Taiwan stocks fell 1 percent on Thursday, joining other regional bourses in starting the quarter on a negative note, with a slowdown in China's manufacturing growth and lack of risk appetite dampening sentiment.
Ceramics and plastics firms led the declines, while tech shares slipped on demand concerns, with chip designer Mediatek <2454.TW> falling 4.5 percent after brokerage reports flagged tough times ahead. Transport stocks gained however, offering some support.
The pace of Chinese manufacturing activity slowed in June to the lowest since February, while HSBC's separate purchasing managers' index fell to a 14-month low.Concerns over Europe's financial strength also hastened a flight from risk.

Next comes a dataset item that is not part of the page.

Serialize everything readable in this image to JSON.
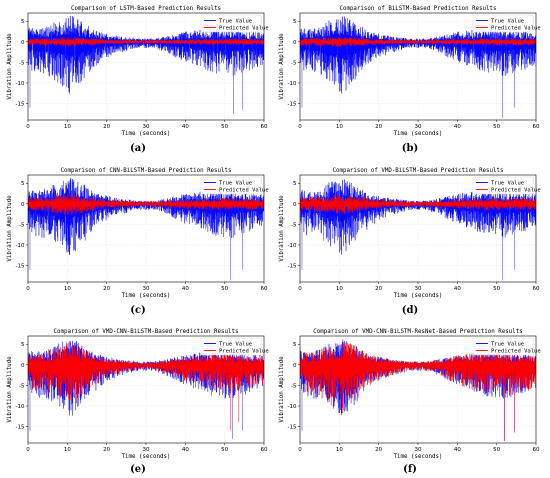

"In Europe, the sovereign debt problems have got more severe. You can see China may have problems, but that's nothing compared to what's happening in Europe," said Alvin Teng, assistant research manager at SinoPac Securities.
The TAIEX index <.TWII> fell 75.31 points to 7,254.06, its lowest close in three weeks.
It had fallen 1.3 percent on Wednesday, ending the second quarter down 7.5 percent. That came on top of a 3.3 percent fall in the first quarter.
Major exporter Taiwan Glass <1802.TW> fell 4.2 percent, pulling the ceramics sub-index <.TGLI> down 3.4 percent, while the plastics sub-index <.TPLI> fell 1.9 percent, dragged down by a 2.7 percent fall in Formosa Plastics <1301.TW>.
Among tech shares, LCD panel maker AU Optronics <2409.TW> fell 1.4 percent, chip maker UMC <2303.TW> fell 2 percent and Asustek <2357.TW>, which has enjoyed a strong run after restructuring last month, fell the daily limit 6.9 percent.
"We are concerned that tech companies' sales in the third quarter won't be as good as we had expected earlier this year if demand slows in the coming months," said Alex Huang, analyst at Mega International Securities.
He did not rule out the TAIEX dropping below 7,000 points in the third quarter.
Transport stocks were one of the few bright spots. Evergreen Marine <2603.TW> jumped 6.8 percent after a newspaper report that it would add a surcharge to European routes from this month in part to counter the effects of the weak euro. The sub-index <.TTPI> rose 2.8 percent.
Foreign investors were net sellers of Taiwan stocks in June, unloading some T$12.4 billion ($384.3 million) in the month. For the second quarter, they sold a net T$23.2 billion, compared with net buying of T$26.9 billion in the first quarter.